/blstm-crf-ner

A NER model (B-LSTM + CRF + word embeddings) implemented using Tensorflow

Primary LanguagePythonApache License 2.0Apache-2.0

blstm-crf-ner

A NER model (B-LSTM + CRF + word embeddings) implemented using Tensorflow which is used to tag Turkish noisy data (tweets specifically!) without using any hand-crafted features or rules.

The model is very similar to Lample et al., Gungor, Onur et al. and Ma and Hovy. As a consequence, the source code is also heavily influenced by Guillaume Genthial's sequence_tagging and Guillaume Lample's tagger projects.

Prerequisites

  • Python (3 or newer)
  • pip, virtualenv, make

Getting started

  1. Creating isolated environment with:
virtualenv -p /usr/bin/python3 virtual-env
source virtual-env/bin/activate
pip install -r requirements.txt

Hint: If you are done working, type deactivate to exit virtual environment.

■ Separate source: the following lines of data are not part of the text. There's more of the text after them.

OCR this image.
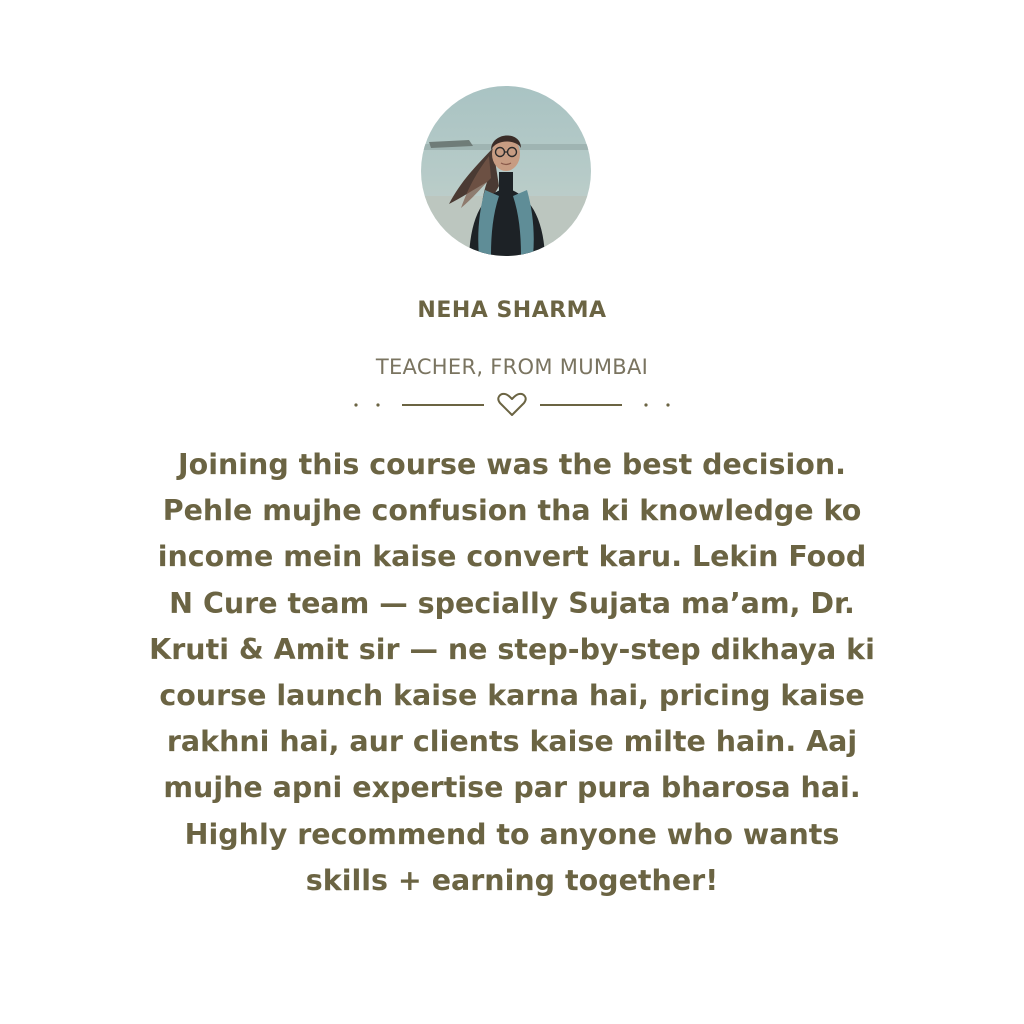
NEHA SHARMA
TEACHER, FROM MUMBAI
Joining this course was the best decision.
Pehle mujhe confusion tha ki knowledge ko
income mein kaise convert karu. Lekin Food
N Cure team — specially Sujata ma’am, Dr.
Kruti & Amit sir — ne step-by-step dikhaya ki
course launch kaise karna hai, pricing kaise
rakhni hai, aur clients kaise milte hain. Aaj
mujhe apni expertise par pura bharosa hai.
Highly recommend to anyone who wants
skills + earning together!
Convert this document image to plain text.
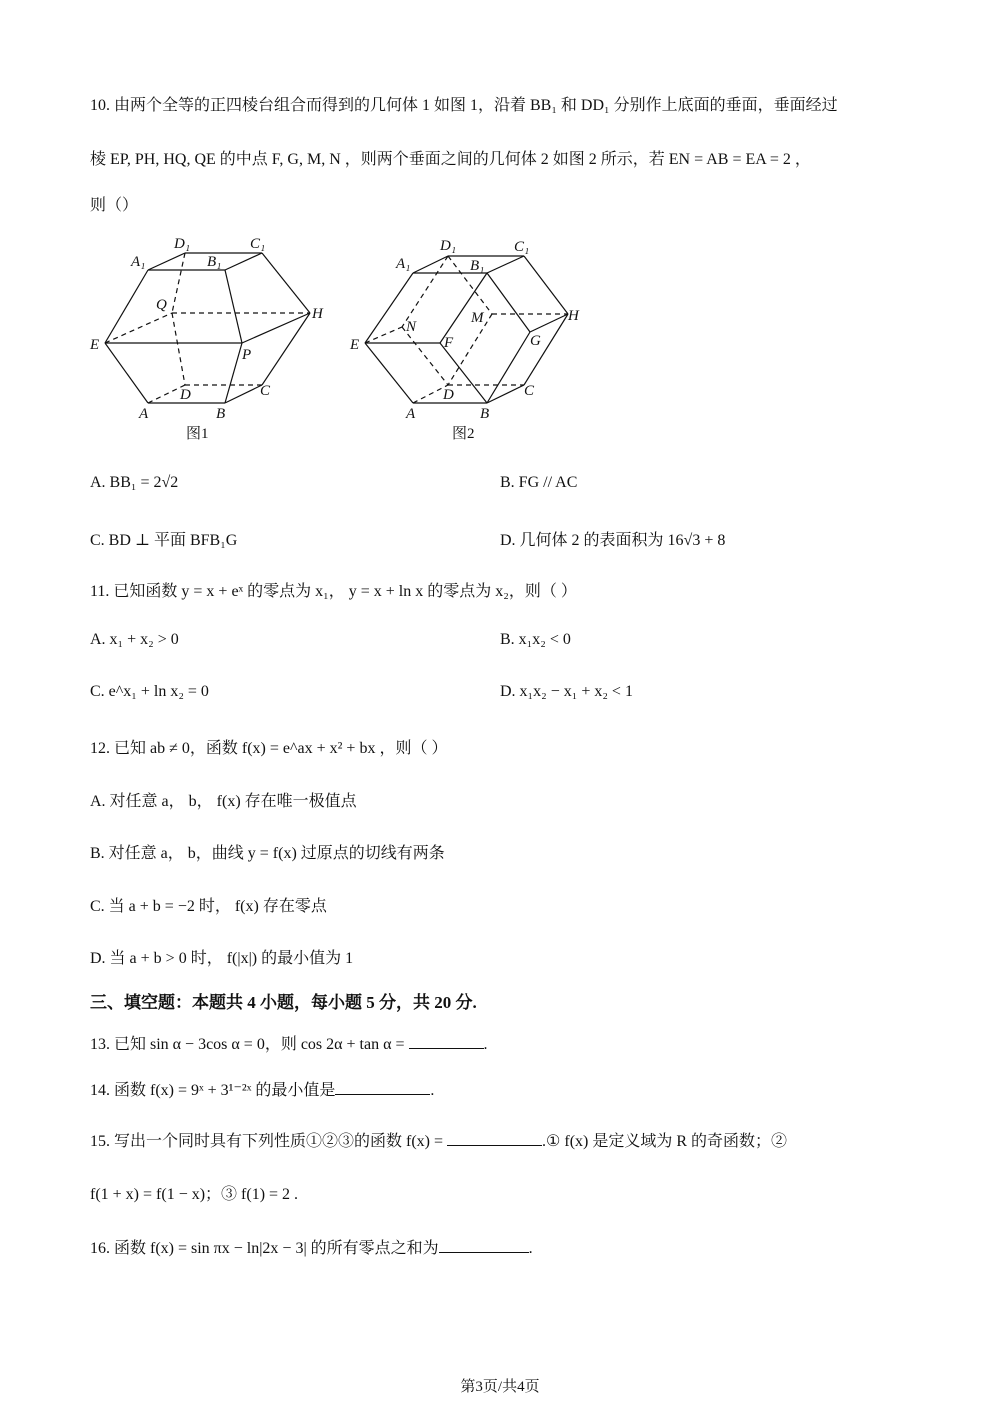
10. 由两个全等的正四棱台组合而得到的几何体 1 如图 1，沿着 BB₁ 和 DD₁ 分别作上底面的垂面，垂面经过
棱 EP, PH, HQ, QE 的中点 F, G, M, N ，则两个垂面之间的几何体 2 如图 2 所示，若 EN = AB = EA = 2 ，
则（）
A₁
D₁
B₁
C₁
Q
H
E
P
D	C
A	B
图1
A₁
D₁
B₁
C₁
N
M	H
E	F	G
D	C
A	B
图2
A. BB₁ = 2√2	B. FG // AC
C. BD ⊥ 平面 BFB₁G	D. 几何体 2 的表面积为 16√3 + 8
11. 已知函数 y = x + eˣ 的零点为 x₁， y = x + ln x 的零点为 x₂，则（ ）
A. x₁ + x₂ > 0	B. x₁x₂ < 0
C. e^x₁ + ln x₂ = 0	D. x₁x₂ − x₁ + x₂ < 1
12. 已知 ab ≠ 0，函数 f(x) = e^ax + x² + bx ，则（ ）
A. 对任意 a， b， f(x) 存在唯一极值点
B. 对任意 a， b，曲线 y = f(x) 过原点的切线有两条
C. 当 a + b = −2 时， f(x) 存在零点
D. 当 a + b > 0 时， f(|x|) 的最小值为 1
三、填空题：本题共 4 小题，每小题 5 分，共 20 分.
13. 已知 sin α − 3cos α = 0，则 cos 2α + tan α =	.
14. 函数 f(x) = 9ˣ + 3¹⁻²ˣ 的最小值是	.
15. 写出一个同时具有下列性质①②③的函数 f(x) =	.① f(x) 是定义域为 R 的奇函数；②
f(1 + x) = f(1 − x)；③ f(1) = 2 .
16. 函数 f(x) = sin πx − ln|2x − 3| 的所有零点之和为	.
第3页/共4页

  1. Download the word2vec vectors with
make word2vec

Alternatively, you can download them manually here and update the filename_word2vec entry in config.py. You can also choose not to load pretrained word vectors by changing the entry use_pretrained to False in model/config.py.

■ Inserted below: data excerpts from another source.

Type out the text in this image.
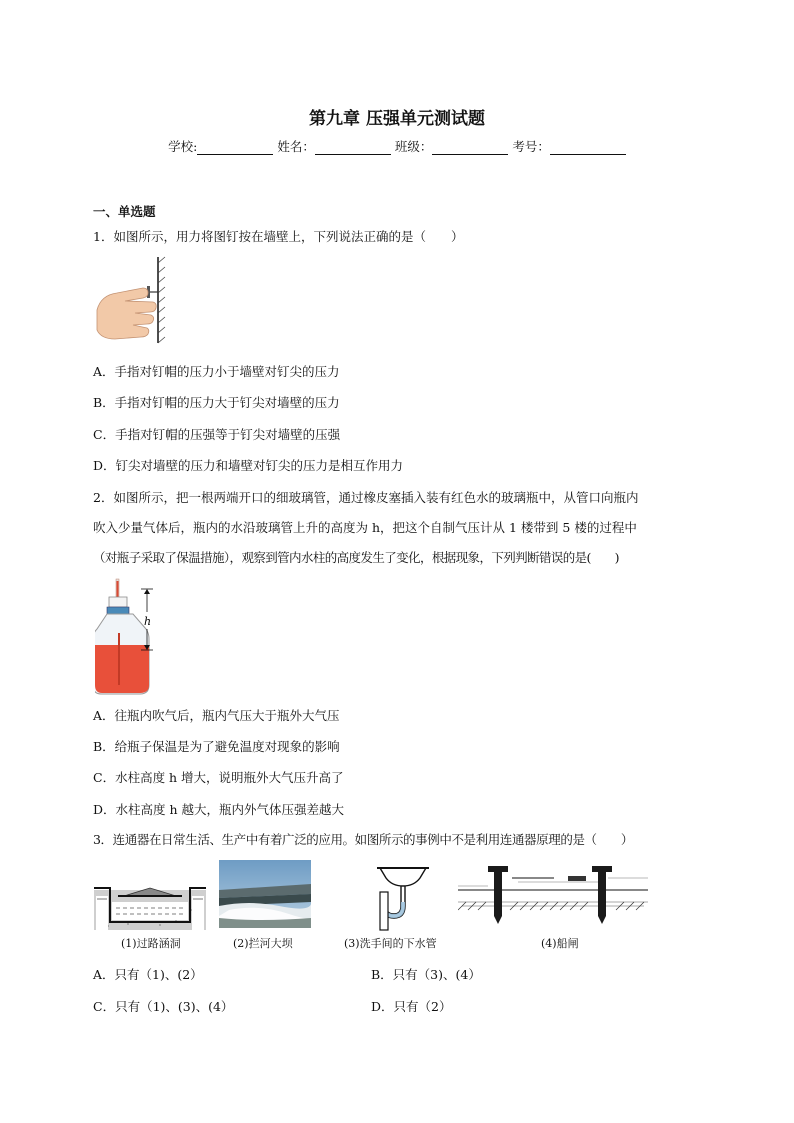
第九章 压强单元测试题
学校:	姓名：	班级：	考号：
一、单选题
1．如图所示，用力将图钉按在墙壁上，下列说法正确的是（　　）
A．手指对钉帽的压力小于墙壁对钉尖的压力
B．手指对钉帽的压力大于钉尖对墙壁的压力
C．手指对钉帽的压强等于钉尖对墙壁的压强
D．钉尖对墙壁的压力和墙壁对钉尖的压力是相互作用力
2．如图所示，把一根两端开口的细玻璃管，通过橡皮塞插入装有红色水的玻璃瓶中，从管口向瓶内
吹入少量气体后，瓶内的水沿玻璃管上升的高度为 h，把这个自制气压计从 1 楼带到 5 楼的过程中
（对瓶子采取了保温措施），观察到管内水柱的高度发生了变化，根据现象，下列判断错误的是(　　)
h
A．往瓶内吹气后，瓶内气压大于瓶外大气压
B．给瓶子保温是为了避免温度对现象的影响
C．水柱高度 h 增大，说明瓶外大气压升高了
D．水柱高度 h 越大，瓶内外气体压强差越大
3．连通器在日常生活、生产中有着广泛的应用。如图所示的事例中不是利用连通器原理的是（　　）
(1)过路涵洞	(2)拦河大坝	(3)洗手间的下水管	(4)船闸
A．只有（1)、(2）	B．只有（3)、(4）
C．只有（1)、(3)、(4）	D．只有（2）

  1. Build the training data, train and evaluate the model with
make run

Details

Here is the breakdown of the commands executed in make run:

  1. Build vocab from the data and extract trimmed word2vec vectors according to the config in model/config.py.
python build_data.py
  1. Train the model with
python train.py
# Or redirect everything into a log file and detach the process by typing:
# python train.py >> out.log 2>&1 & disown
  1. Evaluate and interact with the model with
python evaluate.py

Data iterators and utils are in model/data_utils.py and the model with training/test procedures is in model/ner_model.py

Training Data

The training data must be in the following format (identical to the CoNLL2003 dataset).

A default test file is provided to help you getting started.

John B-PER
lives O
in O
New B-LOC
York I-LOC
. O

This O
is O
another O
sentence

Once you have produced your data files, change the parameters in config.py like

# dataset
filename_dev = "data/tr.testa.iobes"
filename_test = "data/tr.testb.iobes"
filename_train = "data/tr.train.iobes"

License

This project is licensed under the terms of the apache 2.0 license (as Tensorflow and derivatives). If used for research, citation would be appreciated.